Laura Bush is the latest member of the Bush/Cheney team to declare her ambiguousity on the issue of the Federal Marriage Amendment, according to National Journal’s Hotline. When pressed, the First Lady refused to endorse the amendment, saying instead that “it gives people the opportunity to talk about it,” and noting that “it is a very sensitive issue.” With three down and one who won’t ever go, the President remains the only member of the quartet that will publicly favor and push for the amendment to federally define marriage.

This isn’t the first time Mrs. Bush has used the “important debate” line, however; in the September 6 edition of TIME, she indicated that while she wouldn’t have a problem with a gay couple staying in the White House, she’s open to the idea of the FMA in order to spur the necessary debate.

The problem is, this isn’t a compassionate conservative debate. The discourse sparked by court action and spurred along by the FMA has produced some of the most vulgar statements from some of the most vitriolic groups in the America’s right wing, including characterizations of same-sex families as a “frat house with revolving bedroom doors,” and much, much worse.

It’s not a debate that middle America is overly eager to engage in, either; polls show that while the American public isn’t exactly warmed up to the idea of gay marriage, they’re not too keen on amending the constitution to stop it.

The strategy at work here is at least consistent with the moderation of the party’s sharper edge Americans saw at the GOP Convention.
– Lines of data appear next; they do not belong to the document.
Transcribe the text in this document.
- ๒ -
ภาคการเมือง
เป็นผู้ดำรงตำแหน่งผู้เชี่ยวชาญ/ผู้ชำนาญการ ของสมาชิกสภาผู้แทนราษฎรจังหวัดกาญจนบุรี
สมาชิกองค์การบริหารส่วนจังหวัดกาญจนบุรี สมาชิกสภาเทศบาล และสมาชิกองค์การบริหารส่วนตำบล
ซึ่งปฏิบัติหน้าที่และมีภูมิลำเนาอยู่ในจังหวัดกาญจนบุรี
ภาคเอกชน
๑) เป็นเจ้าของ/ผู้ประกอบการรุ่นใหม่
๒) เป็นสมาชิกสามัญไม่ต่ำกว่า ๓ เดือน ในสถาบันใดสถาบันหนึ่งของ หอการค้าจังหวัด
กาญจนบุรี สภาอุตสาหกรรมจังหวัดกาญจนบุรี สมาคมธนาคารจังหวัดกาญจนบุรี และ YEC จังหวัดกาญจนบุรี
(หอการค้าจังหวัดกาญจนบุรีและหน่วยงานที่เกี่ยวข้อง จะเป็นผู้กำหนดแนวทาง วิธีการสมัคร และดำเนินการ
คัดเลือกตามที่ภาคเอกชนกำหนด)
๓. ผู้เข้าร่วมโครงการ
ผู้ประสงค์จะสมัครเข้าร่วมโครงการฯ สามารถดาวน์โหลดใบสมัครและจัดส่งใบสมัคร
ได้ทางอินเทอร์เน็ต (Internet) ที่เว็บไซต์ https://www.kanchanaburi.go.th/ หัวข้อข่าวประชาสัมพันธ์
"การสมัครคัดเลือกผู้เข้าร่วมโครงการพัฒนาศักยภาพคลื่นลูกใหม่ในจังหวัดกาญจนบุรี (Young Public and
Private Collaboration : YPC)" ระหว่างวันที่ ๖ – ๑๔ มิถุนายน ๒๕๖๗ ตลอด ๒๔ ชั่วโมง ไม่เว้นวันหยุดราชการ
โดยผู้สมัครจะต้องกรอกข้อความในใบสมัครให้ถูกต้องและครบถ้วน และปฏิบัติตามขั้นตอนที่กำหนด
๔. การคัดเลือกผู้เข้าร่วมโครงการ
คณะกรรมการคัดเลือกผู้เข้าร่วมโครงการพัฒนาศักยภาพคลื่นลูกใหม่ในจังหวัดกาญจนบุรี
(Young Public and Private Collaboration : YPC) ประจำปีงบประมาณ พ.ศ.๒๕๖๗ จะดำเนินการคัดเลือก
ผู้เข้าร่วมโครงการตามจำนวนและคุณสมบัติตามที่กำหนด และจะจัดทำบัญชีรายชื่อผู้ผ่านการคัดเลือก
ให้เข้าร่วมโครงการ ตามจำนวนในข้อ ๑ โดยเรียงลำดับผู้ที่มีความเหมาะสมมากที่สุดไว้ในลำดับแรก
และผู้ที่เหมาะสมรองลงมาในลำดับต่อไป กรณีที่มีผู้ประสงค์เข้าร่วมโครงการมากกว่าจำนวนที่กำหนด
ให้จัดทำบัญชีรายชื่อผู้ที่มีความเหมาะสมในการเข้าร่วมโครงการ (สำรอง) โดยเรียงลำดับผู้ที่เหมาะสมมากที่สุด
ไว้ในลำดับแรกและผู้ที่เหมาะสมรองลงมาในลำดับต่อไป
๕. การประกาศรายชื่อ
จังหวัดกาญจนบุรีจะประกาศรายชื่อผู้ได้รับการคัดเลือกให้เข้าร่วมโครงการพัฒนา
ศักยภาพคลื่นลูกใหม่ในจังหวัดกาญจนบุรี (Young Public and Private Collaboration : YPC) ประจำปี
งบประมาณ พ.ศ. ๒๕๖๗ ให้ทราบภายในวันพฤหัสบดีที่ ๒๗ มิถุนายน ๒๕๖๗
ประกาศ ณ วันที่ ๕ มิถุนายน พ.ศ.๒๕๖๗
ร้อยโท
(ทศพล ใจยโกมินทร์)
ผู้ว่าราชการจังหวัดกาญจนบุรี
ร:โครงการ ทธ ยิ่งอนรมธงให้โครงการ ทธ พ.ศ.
While the President appeases the right-wing by pushing for destructive (not to mention un-Republican) policies, the rest of the Bush/Cheney team attempt to soften it by hedging themselves on the divisive issue.

If it works, moderate groups like the Log Cabin Republicans will have their work cut out for them in 2005. If the President can win this year by playing politics with civil rights, moderates will have a hard time convincing anyone – themselves included – that their role within the GOP is anything beyond moderate window dressing on a radically controlled party structure.